Diğer yandan Bangladeş'te yaklaşık bir milyon Arakanlı Müslüman mülteci, Cox's Bazar kamplarında silahlı grupların ve suç çetelerinin artan şiddet eylemleri nedeniyle giderek daha vahim koşullarla karşı karşıya kalıyor. Bölgeden gelen cinayet, insan kaçırma, zorla askere alma, gasp ve soygun haberleri hız kesmiyor. Bangladeş idari makamları bile mültecilerin korunma, eğitim, geçim kaynakları ve dolaşım imkânlarına erişim sağlamakta başarısız olduklarını itiraf ediyor.

Bu mülteci kamplarından birinde yaşayan bir öğretmen, İnsan Hakları İzleme Örgütü'ne yazdığı mektupta, “Müslüman öğrencilerimiz ve bölgedeki tüm toplumun güvenliği için kalbim sızlıyor,” diyor. Adını vermek istemeyen bir öğretmen, öğrencilerinin ya fidye için kaçırıldığını, ya yasa dışı bir şekilde askere alındığını ya da aileleri tarafından korkudan eve kapatıldığını, bu nedenle de giderek daha fazla devamsızlık yaptıklarını anlatıyor ve ekliyor: “Acımasız çete faaliyetleri, tam bir terör ortamı doğurdu. Korku, artık her yerde hissediliyor, bu gerçekten boğucu bir ağırlık.”

Bangladeş'in geçici başbakanı Muhammed Yunus, Bangladeş'te barınan bir milyondan fazla Arakanlı Müslüman'ı desteklemeye devam edeceklerini söylüyor. Ancak dış işleri bakanlığı danışmanı, Reuters'e yaptığı açıklamada daha fazla mülteci kabul edecek durumda olmadıklarını ifade ediyor.

Bangladeş'teki Müslüman mülteciler ise güvenlikleri, toprak ve geçim kaynaklarına erişimleri, hareket özgürlükleri ve vatandaşlık hakları sağlandığında evlerine dönmek istediklerini söylüyor. Ocak 2023'ten bu yana 5 binden fazla Arkanlı Müslüman, insanca bir yaşam umuduyla Endonezya ve Malezya'ya doğru tehlikeli tekne yolculukları yaptı. Bunlardan en az 520'sinin öldüğü ya da kaybolduğu tahmin ediliyor.

İnsan Hakları İzleme Örgütü, 2017'deki şiddet olaylarına verilen uluslararası tepkinin yetersiz olmasına ve Arakanlı Müslümanlara karşı işlenen suçlardan henüz kimsenin sorumlu tutulmamış olmasına rağmen, uluslararası anlamda bazı adımların atıldığını açıkladı. Mesela Arjantinli bir savcı, Myanmar siyasi ve askerî makamlarından 25 kişi için tutuklama emri talep etti.

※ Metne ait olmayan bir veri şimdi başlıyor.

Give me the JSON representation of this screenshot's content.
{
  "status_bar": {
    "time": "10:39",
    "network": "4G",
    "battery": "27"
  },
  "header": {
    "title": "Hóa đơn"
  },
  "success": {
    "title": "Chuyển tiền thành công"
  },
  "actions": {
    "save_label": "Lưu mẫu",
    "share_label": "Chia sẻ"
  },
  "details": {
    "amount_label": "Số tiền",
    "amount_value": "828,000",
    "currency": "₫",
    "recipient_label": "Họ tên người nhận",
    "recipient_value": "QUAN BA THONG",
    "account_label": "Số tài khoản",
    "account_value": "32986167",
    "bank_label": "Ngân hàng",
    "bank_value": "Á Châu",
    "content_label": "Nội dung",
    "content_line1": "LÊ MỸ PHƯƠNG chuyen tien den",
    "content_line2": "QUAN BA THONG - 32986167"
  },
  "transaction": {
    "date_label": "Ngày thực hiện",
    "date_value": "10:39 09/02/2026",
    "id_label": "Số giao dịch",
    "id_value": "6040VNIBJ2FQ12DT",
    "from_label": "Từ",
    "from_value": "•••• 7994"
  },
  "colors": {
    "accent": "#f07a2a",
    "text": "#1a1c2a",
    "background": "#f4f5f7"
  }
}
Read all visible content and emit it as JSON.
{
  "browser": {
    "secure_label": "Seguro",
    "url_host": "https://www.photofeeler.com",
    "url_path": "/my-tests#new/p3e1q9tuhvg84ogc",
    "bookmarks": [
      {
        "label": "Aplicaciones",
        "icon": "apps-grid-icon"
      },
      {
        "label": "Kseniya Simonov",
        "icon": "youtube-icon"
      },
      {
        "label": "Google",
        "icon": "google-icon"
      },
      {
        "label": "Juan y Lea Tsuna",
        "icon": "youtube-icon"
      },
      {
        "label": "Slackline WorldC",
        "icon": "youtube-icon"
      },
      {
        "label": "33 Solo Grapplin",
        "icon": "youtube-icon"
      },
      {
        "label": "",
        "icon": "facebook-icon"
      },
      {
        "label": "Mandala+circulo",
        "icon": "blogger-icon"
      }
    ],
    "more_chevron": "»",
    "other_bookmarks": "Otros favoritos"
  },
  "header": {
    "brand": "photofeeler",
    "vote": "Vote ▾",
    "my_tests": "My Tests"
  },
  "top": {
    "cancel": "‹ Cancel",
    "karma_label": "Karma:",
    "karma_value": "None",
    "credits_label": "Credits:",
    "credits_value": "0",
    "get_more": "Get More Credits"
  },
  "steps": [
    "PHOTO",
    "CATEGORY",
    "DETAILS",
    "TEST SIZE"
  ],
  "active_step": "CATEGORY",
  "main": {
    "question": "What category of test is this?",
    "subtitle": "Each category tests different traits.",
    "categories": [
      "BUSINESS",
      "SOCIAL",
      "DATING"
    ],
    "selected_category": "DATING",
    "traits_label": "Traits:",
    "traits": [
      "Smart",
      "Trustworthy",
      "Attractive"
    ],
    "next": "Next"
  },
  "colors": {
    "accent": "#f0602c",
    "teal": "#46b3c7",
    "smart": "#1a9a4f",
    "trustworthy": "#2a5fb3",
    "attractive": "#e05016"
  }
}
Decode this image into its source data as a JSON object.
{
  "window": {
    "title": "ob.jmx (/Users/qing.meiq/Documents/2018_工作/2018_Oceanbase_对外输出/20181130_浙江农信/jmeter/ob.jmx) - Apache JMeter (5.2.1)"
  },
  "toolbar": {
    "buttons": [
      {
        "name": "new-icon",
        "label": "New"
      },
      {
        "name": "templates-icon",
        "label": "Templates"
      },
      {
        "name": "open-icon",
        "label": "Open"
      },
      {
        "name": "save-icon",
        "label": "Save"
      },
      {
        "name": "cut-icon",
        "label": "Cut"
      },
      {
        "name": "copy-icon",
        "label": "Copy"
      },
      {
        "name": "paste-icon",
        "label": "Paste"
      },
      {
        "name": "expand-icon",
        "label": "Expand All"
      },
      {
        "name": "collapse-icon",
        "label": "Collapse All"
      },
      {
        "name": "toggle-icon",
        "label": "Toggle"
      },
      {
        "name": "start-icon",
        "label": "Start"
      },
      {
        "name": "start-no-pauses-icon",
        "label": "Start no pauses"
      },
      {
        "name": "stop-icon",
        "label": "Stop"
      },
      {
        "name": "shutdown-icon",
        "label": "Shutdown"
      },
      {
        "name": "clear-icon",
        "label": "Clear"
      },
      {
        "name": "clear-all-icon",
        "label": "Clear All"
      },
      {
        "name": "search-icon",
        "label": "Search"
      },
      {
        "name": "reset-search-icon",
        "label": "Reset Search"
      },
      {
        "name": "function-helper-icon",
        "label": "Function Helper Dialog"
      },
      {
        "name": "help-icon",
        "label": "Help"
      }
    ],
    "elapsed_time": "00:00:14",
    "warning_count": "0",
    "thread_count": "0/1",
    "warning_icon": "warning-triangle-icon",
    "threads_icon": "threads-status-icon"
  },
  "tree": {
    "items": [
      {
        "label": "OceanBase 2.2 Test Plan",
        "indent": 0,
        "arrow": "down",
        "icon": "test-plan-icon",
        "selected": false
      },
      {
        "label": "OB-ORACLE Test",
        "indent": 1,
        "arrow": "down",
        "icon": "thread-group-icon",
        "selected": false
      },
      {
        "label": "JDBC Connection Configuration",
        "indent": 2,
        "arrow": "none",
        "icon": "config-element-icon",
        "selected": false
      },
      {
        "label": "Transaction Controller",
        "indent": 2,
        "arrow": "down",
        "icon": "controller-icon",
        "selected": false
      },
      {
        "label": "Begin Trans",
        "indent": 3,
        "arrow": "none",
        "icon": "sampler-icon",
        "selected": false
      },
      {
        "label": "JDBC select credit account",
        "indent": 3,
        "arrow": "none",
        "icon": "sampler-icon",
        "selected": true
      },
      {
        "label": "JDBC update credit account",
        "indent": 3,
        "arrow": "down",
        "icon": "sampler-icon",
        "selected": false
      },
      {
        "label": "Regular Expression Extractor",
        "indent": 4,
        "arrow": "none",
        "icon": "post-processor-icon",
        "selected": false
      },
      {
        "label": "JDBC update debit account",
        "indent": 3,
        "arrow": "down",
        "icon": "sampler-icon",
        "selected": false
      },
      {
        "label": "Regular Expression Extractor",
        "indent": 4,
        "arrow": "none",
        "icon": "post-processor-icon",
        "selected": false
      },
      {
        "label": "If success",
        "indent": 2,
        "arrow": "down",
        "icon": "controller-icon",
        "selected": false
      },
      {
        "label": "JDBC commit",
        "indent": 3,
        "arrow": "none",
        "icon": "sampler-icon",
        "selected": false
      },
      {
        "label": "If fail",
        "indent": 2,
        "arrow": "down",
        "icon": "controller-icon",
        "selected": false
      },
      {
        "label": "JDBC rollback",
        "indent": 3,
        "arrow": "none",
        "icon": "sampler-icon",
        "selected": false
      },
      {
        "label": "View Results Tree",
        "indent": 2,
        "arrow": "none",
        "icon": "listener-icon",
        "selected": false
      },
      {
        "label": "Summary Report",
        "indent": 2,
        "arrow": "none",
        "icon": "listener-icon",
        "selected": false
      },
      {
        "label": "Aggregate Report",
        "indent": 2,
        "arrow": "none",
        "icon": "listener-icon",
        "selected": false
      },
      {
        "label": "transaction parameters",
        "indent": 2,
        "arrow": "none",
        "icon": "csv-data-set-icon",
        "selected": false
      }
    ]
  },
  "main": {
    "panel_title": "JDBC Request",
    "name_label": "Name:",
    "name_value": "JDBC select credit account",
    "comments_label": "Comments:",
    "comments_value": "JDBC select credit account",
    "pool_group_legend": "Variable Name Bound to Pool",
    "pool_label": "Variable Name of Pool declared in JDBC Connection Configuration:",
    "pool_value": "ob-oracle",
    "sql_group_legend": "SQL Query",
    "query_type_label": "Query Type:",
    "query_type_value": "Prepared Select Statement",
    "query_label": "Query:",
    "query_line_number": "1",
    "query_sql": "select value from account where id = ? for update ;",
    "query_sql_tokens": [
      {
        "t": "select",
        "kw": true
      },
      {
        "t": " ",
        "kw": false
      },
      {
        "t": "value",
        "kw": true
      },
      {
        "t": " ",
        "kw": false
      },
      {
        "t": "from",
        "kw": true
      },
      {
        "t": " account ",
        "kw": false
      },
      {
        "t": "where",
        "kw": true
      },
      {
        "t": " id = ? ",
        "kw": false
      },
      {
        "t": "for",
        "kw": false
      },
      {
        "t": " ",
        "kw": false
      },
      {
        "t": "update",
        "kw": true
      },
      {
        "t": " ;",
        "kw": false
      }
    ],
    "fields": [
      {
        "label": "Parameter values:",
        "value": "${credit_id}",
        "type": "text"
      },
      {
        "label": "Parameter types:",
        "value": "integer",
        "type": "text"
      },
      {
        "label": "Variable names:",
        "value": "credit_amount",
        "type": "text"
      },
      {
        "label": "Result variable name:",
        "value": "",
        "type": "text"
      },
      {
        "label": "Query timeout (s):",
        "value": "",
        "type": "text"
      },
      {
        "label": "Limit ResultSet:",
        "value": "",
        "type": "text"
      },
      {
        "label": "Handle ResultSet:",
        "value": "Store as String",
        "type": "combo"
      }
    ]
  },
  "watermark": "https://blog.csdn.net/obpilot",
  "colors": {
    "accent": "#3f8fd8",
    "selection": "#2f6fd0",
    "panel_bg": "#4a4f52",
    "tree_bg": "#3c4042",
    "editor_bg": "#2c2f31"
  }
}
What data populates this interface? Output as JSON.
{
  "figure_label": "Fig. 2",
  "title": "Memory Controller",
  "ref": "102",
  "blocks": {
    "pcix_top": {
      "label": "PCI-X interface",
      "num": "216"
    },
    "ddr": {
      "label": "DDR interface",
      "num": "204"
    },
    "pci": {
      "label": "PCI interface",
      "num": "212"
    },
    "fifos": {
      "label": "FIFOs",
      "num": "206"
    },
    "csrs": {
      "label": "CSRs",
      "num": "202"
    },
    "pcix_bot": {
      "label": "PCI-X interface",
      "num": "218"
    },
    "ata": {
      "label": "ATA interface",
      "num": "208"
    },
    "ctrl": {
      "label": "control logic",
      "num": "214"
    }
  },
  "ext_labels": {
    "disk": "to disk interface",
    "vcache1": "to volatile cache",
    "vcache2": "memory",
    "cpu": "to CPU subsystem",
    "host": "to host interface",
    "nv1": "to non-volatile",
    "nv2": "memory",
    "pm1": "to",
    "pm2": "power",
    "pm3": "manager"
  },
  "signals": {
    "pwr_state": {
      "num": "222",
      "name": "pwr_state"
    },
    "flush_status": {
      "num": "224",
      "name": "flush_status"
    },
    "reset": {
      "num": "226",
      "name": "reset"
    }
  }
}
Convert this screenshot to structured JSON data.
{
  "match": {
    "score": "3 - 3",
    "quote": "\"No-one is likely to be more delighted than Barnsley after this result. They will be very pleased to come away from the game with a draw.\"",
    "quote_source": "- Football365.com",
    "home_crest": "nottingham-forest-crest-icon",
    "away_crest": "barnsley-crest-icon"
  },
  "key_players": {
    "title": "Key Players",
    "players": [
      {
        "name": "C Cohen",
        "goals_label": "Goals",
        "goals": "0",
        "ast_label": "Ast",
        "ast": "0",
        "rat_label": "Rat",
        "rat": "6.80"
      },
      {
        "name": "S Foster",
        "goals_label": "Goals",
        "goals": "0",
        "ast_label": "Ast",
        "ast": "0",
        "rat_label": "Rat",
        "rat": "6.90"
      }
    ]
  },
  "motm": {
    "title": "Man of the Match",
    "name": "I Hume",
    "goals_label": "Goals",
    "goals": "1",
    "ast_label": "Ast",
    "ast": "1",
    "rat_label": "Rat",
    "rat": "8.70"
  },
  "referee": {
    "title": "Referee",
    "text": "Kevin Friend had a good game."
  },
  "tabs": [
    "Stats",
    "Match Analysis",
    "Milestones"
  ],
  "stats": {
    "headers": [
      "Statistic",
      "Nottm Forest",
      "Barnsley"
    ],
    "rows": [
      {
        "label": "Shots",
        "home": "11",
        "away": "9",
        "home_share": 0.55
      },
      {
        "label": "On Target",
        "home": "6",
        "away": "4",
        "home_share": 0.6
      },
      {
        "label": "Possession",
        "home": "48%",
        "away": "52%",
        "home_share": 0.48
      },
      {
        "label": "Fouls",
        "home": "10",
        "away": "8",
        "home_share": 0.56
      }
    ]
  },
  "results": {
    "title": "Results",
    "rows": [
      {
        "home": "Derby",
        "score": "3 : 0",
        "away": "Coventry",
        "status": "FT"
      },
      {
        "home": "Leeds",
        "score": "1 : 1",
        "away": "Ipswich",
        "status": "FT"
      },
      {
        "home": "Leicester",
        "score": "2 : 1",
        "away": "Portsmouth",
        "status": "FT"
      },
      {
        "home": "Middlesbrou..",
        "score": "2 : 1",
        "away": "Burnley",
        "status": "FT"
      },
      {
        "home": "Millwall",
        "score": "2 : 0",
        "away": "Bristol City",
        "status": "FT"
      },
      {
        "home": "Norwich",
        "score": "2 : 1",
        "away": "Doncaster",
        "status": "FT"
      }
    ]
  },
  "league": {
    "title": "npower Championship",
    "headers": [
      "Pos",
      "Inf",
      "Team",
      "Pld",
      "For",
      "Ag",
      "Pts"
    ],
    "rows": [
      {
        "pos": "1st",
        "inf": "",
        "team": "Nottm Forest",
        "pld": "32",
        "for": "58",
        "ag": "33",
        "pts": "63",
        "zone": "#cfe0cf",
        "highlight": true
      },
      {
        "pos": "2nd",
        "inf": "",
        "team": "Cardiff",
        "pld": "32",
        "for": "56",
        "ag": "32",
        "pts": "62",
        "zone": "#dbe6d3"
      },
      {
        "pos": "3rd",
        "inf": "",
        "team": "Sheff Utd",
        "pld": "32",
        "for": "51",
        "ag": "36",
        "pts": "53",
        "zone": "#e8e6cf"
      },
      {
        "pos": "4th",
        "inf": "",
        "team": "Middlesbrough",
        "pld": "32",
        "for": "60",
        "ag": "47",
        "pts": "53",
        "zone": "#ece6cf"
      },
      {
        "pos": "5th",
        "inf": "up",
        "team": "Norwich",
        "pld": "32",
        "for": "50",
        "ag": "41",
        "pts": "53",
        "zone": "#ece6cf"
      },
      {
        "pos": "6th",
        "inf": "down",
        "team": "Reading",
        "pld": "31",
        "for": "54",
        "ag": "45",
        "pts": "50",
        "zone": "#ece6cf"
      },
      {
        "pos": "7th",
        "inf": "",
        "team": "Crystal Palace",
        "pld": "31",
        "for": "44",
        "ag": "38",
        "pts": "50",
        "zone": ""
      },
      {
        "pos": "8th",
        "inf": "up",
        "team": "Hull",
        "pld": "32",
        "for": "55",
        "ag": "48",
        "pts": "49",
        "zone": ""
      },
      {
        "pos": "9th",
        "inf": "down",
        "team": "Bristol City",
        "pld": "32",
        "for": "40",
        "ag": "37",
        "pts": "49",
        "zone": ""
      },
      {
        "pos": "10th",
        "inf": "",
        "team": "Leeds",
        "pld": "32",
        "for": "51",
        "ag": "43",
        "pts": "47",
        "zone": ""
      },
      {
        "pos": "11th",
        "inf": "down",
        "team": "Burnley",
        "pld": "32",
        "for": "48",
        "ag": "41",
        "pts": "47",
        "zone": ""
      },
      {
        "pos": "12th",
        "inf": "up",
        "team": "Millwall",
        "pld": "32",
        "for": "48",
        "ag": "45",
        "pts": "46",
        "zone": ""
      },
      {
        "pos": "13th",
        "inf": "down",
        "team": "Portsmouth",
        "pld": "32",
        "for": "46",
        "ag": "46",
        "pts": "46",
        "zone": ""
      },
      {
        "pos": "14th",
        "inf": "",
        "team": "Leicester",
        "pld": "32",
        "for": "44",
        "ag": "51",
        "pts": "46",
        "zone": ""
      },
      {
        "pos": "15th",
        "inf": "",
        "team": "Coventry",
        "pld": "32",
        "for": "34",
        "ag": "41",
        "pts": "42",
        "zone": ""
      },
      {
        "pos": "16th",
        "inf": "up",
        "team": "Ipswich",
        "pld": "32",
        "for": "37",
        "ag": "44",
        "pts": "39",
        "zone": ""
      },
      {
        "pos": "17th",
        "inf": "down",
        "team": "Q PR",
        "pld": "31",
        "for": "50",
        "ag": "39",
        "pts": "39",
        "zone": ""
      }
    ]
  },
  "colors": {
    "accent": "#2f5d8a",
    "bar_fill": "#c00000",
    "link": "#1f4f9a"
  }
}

Dava, ulusal makamların ağır suç zanlılarının milliyetlerine veya suçların nerede işlendiğine bakmaksızın yargılamasına izin veren evrensel yargı yetki ilkesi uyarınca açıldı.

Uluslararası Adalet Divanı (UAD), Gambiya'nın Soykırım Sözleşmesi kapsamında Myanmar'a karşı açtığı davaya yedi hükûmetin müdahil olmasını kabul etti. Davanın esasına ilişkin duruşmalar büyük olasılıkla bu yıl gerçekleşecek. Uluslararası Ceza Mahkemesi'nin Bangladeş'te işlendiği iddia edilen suçlarla ilgili yargı yetkisi sınırlı olmasına karşın konuyla ilgili soruşturma devam ediyor.

İnsan Hakları İzleme Örgütü, BM Güvenlik Konseyi'nin Myanmar'daki durumu mahkemeye havale ederek Uluslararası Ceza Mahkemesi'nin bu davadaki yargı yetkisini genişletmesi gerektiğini savunuyor. Konsey üyeleri, Çin ve Rusya'nın vetolarından korktukları için Aralık 2022'de alınan kararı somut kanıtlara rağmen takip etmediler.

Güvenlik Konseyi üyeleri, Rakhine Eyaleti'ndeki giderek kötüleşen insani durumu ele almak üzere açık bir toplantı yapılmasını desteklemeli ve BM Şartları'nın 7. bölümü uyarınca bir takip kararı için ivme oluşturmalıdır. Ayrıca konsey, ordunun açıkça göz ardı ettiği soykırım davasında Uluslararası Adalet Divanı tarafından emredilen bağlayıcı tedbirlerin uygulanmasında da rol oynamalıdır.

Asya Direktörü Elaine Pearson, “Geçtiğimiz yedi yıl boyunca BM organları ve hükûmetler, Arakanlı Müslümanları daha fazla acıya maruz bırakan ırk ayrımı ve zulüm sistemini sona erdirmek için yeterince çaba sarf etmedi. Devam eden ihlal, yıkım ve yerinden edilme döngüsünün sona erdirilmesi, sorumlulardan hesap sorulması için uluslararası çaba sarf edilmesi artık elzemdir,” diyerek üç maymunu oynayan dünyaya bir mesaj veriyor.

*Bu yazının başlığı yazardan bağımsız editoryal olarak hazırlanmıştır.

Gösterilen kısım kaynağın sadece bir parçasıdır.